Behavior change of krb5_rd_req: what error to return

Sam Hartman hartmans at painless-security.com
Wed Dec 3 11:27:39 EST 2008


>>>>> "Greg" == Greg Hudson <ghudson at MIT.EDU> writes:

    Greg> On Wed, 2008-12-03 at 05:11 -0500, Sam Hartman wrote:
    >> The best solution I have so far is to map
    >> KRB5KRB_AP_BAD_INTEGRITY to KRB5KRB_AP_WRONG_PRINC in
    >> krb5_rd_req.

    Greg> That's not exactly how I'd think about it; I'd say
    Greg> KRB5KRB_AP_BAD_INTEGRITY is a caught exception which just
    Greg> indicates that the loop should continue, and
    Greg> KRB5KRB_AP_WRONG_PRINC indicates that the loop finished
    Greg> without finding a match.

This is roughly what I was thinking in my head.  The problem though is
that WRONG_PRINC today can only be caused by the principal in the
ticket failing to match a principal in the keytab.

If we return WRONG_PRINC as the error when we fail to find a match,
then we create new conditions that cause WRONG_PRINC to be returned,
namely that the ticket principal matches but the key used to encrypt
the ticket is not the one in the keytab.  In the trunk code a caller
can distinguish these to conditions: one returns WRONG_PRINC and one
returns BAD_INTEGRITY.  With the proposed change a caller can no
longer distinguish these conditions.

Personally I think that's acceptable.


    >> We could actually do a bit better than that.  we could see if
    >> the principal in the ticket happens to match any of the
    >> principals we've tried and return BAD_INTEGRITY in that case.
    >> Doing so will keep the behavior very close to what we expect
    >> today.  However as people start using aliases on the KDC you
    >> will get into more and more situations where we cannot actually
    >> tell whether the principal is correct so we'll have to guess
    >> WRONG_PRINC instead of BAD_INTEGRITY.
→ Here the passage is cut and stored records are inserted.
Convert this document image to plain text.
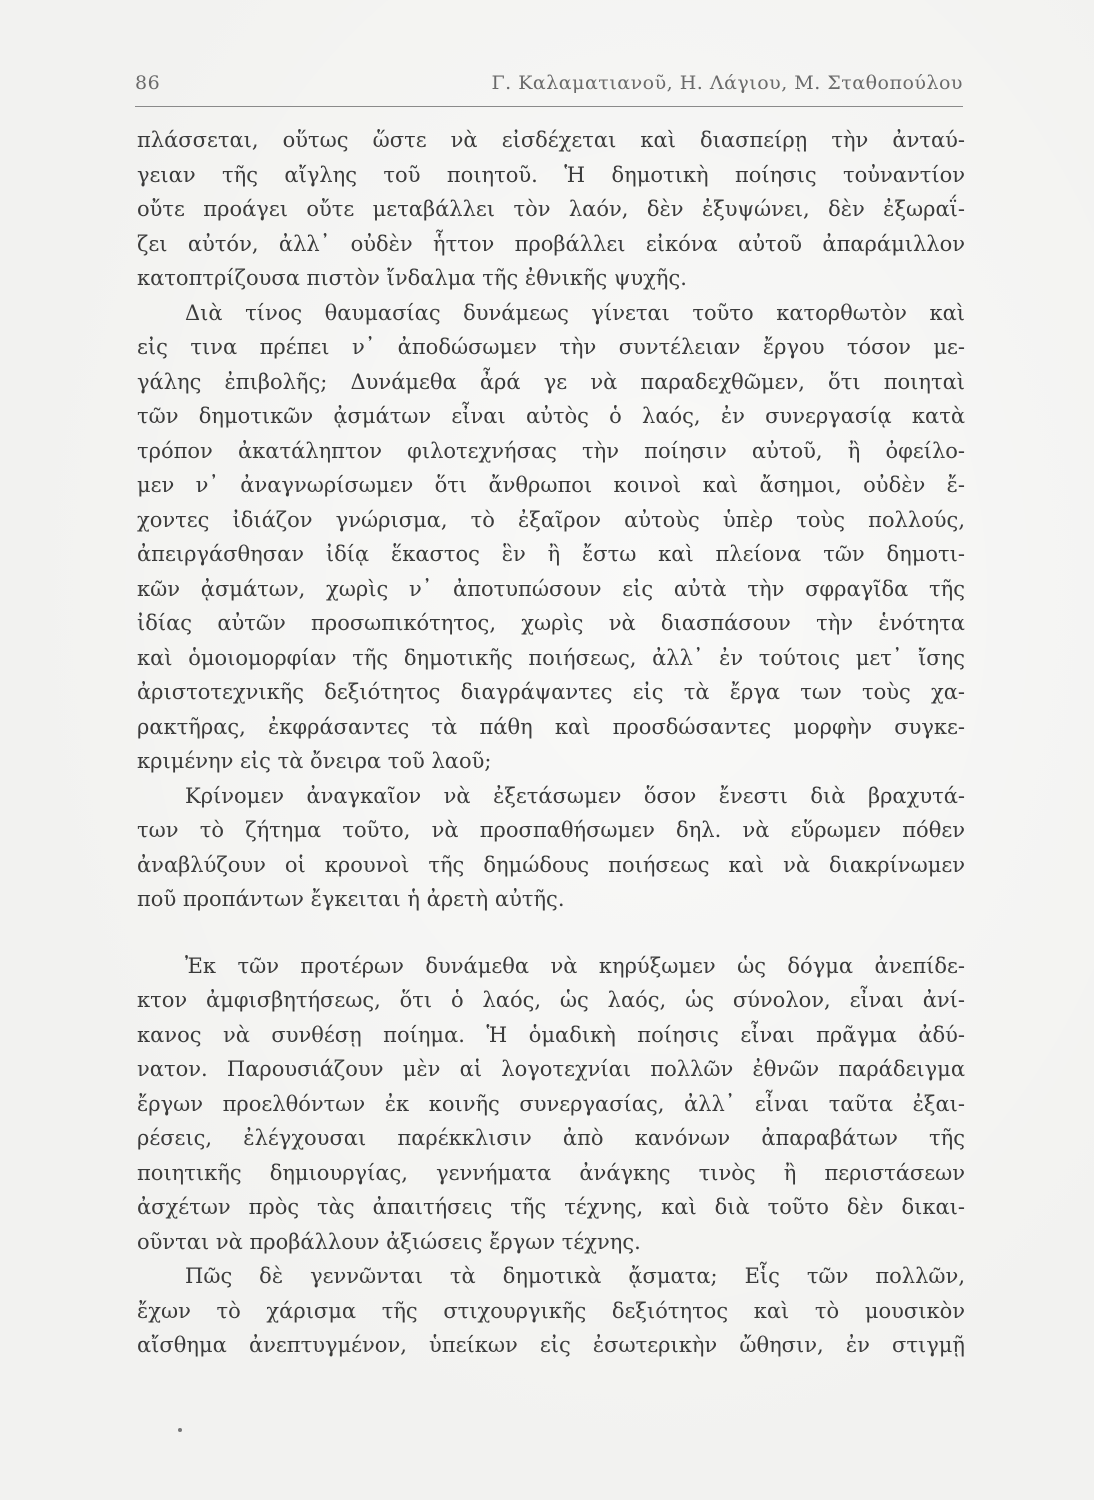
86	Γ. Καλαματιανοῦ, Η. Λάγιου, Μ. Σταθοπούλου
πλάσσεται, οὕτως ὥστε νὰ εἰσδέχεται καὶ διασπείρῃ τὴν ἀνταύ-
γειαν τῆς αἴγλης τοῦ ποιητοῦ. Ἡ δημοτικὴ ποίησις τοὐναντίον
οὔτε προάγει οὔτε μεταβάλλει τὸν λαόν, δὲν ἐξυψώνει, δὲν ἐξωραΐ-
ζει αὐτόν, ἀλλ᾽ οὐδὲν ἧττον προβάλλει εἰκόνα αὐτοῦ ἀπαράμιλλον
κατοπτρίζουσα πιστὸν ἴνδαλμα τῆς ἐθνικῆς ψυχῆς.
Διὰ τίνος θαυμασίας δυνάμεως γίνεται τοῦτο κατορθωτὸν καὶ
εἰς τινα πρέπει ν᾽ ἀποδώσωμεν τὴν συντέλειαν ἔργου τόσον με-
γάλης ἐπιβολῆς; Δυνάμεθα ἆρά γε νὰ παραδεχθῶμεν, ὅτι ποιηταὶ
τῶν δημοτικῶν ᾀσμάτων εἶναι αὐτὸς ὁ λαός, ἐν συνεργασίᾳ κατὰ
τρόπον ἀκατάληπτον φιλοτεχνήσας τὴν ποίησιν αὐτοῦ, ἢ ὀφείλο-
μεν ν᾽ ἀναγνωρίσωμεν ὅτι ἄνθρωποι κοινοὶ καὶ ἄσημοι, οὐδὲν ἔ-
χοντες ἰδιάζον γνώρισμα, τὸ ἐξαῖρον αὐτοὺς ὑπὲρ τοὺς πολλούς,
ἀπειργάσθησαν ἰδίᾳ ἕκαστος ἓν ἢ ἔστω καὶ πλείονα τῶν δημοτι-
κῶν ᾀσμάτων, χωρὶς ν᾽ ἀποτυπώσουν εἰς αὐτὰ τὴν σφραγῖδα τῆς
ἰδίας αὐτῶν προσωπικότητος, χωρὶς νὰ διασπάσουν τὴν ἑνότητα
καὶ ὁμοιομορφίαν τῆς δημοτικῆς ποιήσεως, ἀλλ᾽ ἐν τούτοις μετ᾽ ἴσης
ἀριστοτεχνικῆς δεξιότητος διαγράψαντες εἰς τὰ ἔργα των τοὺς χα-
ρακτῆρας, ἐκφράσαντες τὰ πάθη καὶ προσδώσαντες μορφὴν συγκε-
κριμένην εἰς τὰ ὄνειρα τοῦ λαοῦ;
Κρίνομεν ἀναγκαῖον νὰ ἐξετάσωμεν ὅσον ἔνεστι διὰ βραχυτά-
των τὸ ζήτημα τοῦτο, νὰ προσπαθήσωμεν δηλ. νὰ εὕρωμεν πόθεν
ἀναβλύζουν οἱ κρουνοὶ τῆς δημώδους ποιήσεως καὶ νὰ διακρίνωμεν
ποῦ προπάντων ἔγκειται ἡ ἀρετὴ αὐτῆς.
Ἐκ τῶν προτέρων δυνάμεθα νὰ κηρύξωμεν ὡς δόγμα ἀνεπίδε-
κτον ἀμφισβητήσεως, ὅτι ὁ λαός, ὡς λαός, ὡς σύνολον, εἶναι ἀνί-
κανος νὰ συνθέσῃ ποίημα. Ἡ ὁμαδικὴ ποίησις εἶναι πρᾶγμα ἀδύ-
νατον. Παρουσιάζουν μὲν αἱ λογοτεχνίαι πολλῶν ἐθνῶν παράδειγμα
ἔργων προελθόντων ἐκ κοινῆς συνεργασίας, ἀλλ᾽ εἶναι ταῦτα ἐξαι-
ρέσεις, ἐλέγχουσαι παρέκκλισιν ἀπὸ κανόνων ἀπαραβάτων τῆς
ποιητικῆς δημιουργίας, γεννήματα ἀνάγκης τινὸς ἢ περιστάσεων
ἀσχέτων πρὸς τὰς ἀπαιτήσεις τῆς τέχνης, καὶ διὰ τοῦτο δὲν δικαι-
οῦνται νὰ προβάλλουν ἀξιώσεις ἔργων τέχνης.
Πῶς δὲ γεννῶνται τὰ δημοτικὰ ᾄσματα; Εἷς τῶν πολλῶν,
ἔχων τὸ χάρισμα τῆς στιχουργικῆς δεξιότητος καὶ τὸ μουσικὸν
αἴσθημα ἀνεπτυγμένον, ὑπείκων εἰς ἐσωτερικὴν ὤθησιν, ἐν στιγμῇ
    Greg> Agreed, if we accept the assumption that servers do not know
    Greg> how to compare client-provided principal names against
    Greg> keytab principals in the general case.

I think this is a good assumption: we have been looking for mechanisms
to reliably make this work in the case of KDC aliases for years and
not come up with ideas that seem likely to be implemented in a good
fraction of environments.  So, I think dropping the assumption that
servers can make this comparison is desirable.  We might be able to
handle the case insensitive and Unicode issues, but dealing with DNS
and other forms of aliases will be quite challenging.